Acute admissions of patients with sickle cell disease who live in Britain.Br Med J (Clin Res Ed) 1987; 294 doi: https://doi.org/10.1136/bmj.294.6581.1206 (Published 09 May 1987) Cite this as: Br Med J (Clin Res Ed) 1987;294:1206
- M Brozović,
- S C Davies,
- A I Brownell
All acute admissions of patients with sickle cell disease who lived in the London borough of Brent and attended this hospital were analysed for a period of one year. Sixty three of the 211 patients who were followed up by the haematology department required 161 acute admissions during the year.
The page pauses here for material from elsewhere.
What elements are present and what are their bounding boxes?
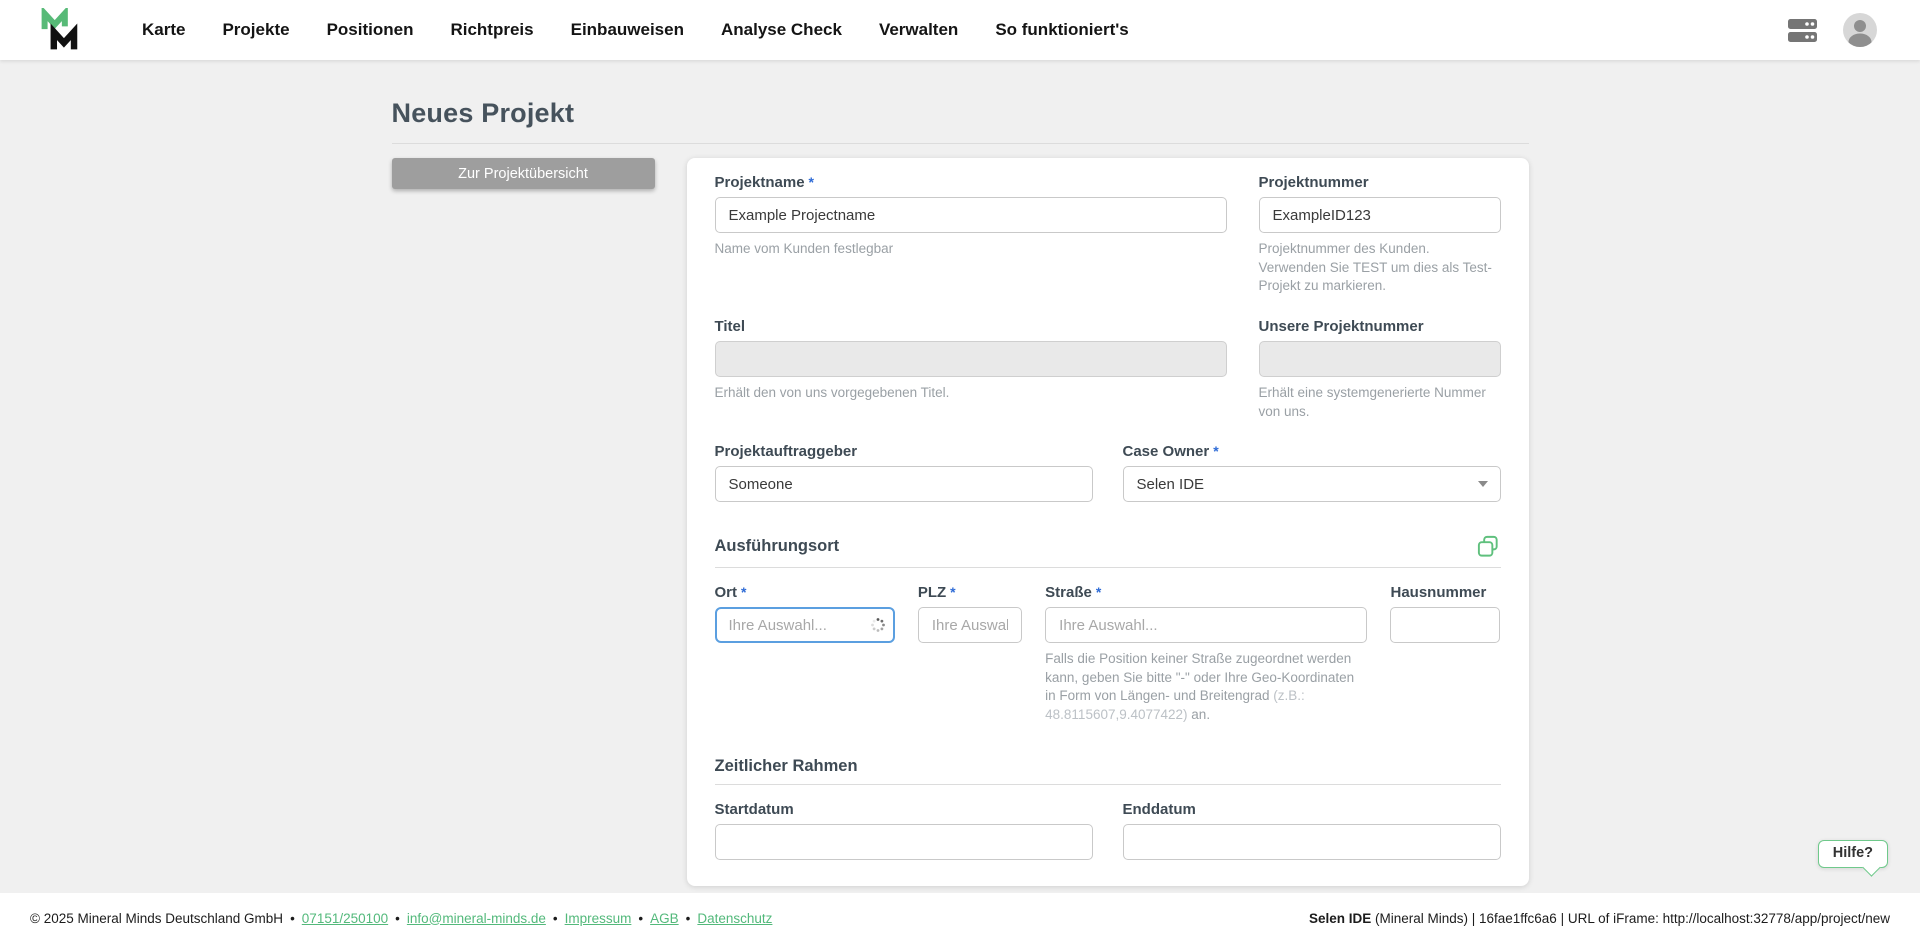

Most admissions (126) were for the 42 patients with homozygous sickle cell disease; 147 (91%) were for vaso-occlusive episodes, 142 of which were for painful crises, three for cerebrovascular accidents, and two for renal papillary necrosis. Preschool children with sickle cell disease were admitted predominantly with limb pain, whereas in schoolchildren and adults the incidence of trunk pain was higher. Twenty four of the 93 episodes of trunk pain culminated in an episode of severe visceral sequestration usually affecting the lungs, the liver, or the mesenteric circulation. Two patients died: an 18 month old baby with an acute splenic sequestration crisis and a 19 year old man with a severe girdle syndrome (sickling in the mesenteric circulation, liver, and lungs). Infective episodes were rare (11 episodes) but severe: one haemophilus meningitis, two salmonella infections, and three aplastic crises due to parvovirus infections. The average duration of the hospital stay was 7.4 days per admission. It is concluded that because sickle cell disease causes appreciable morbidity in older children, adolescents, and adults a systematic approach to management is needed to deal with acute episodes such as sequestration syndromes.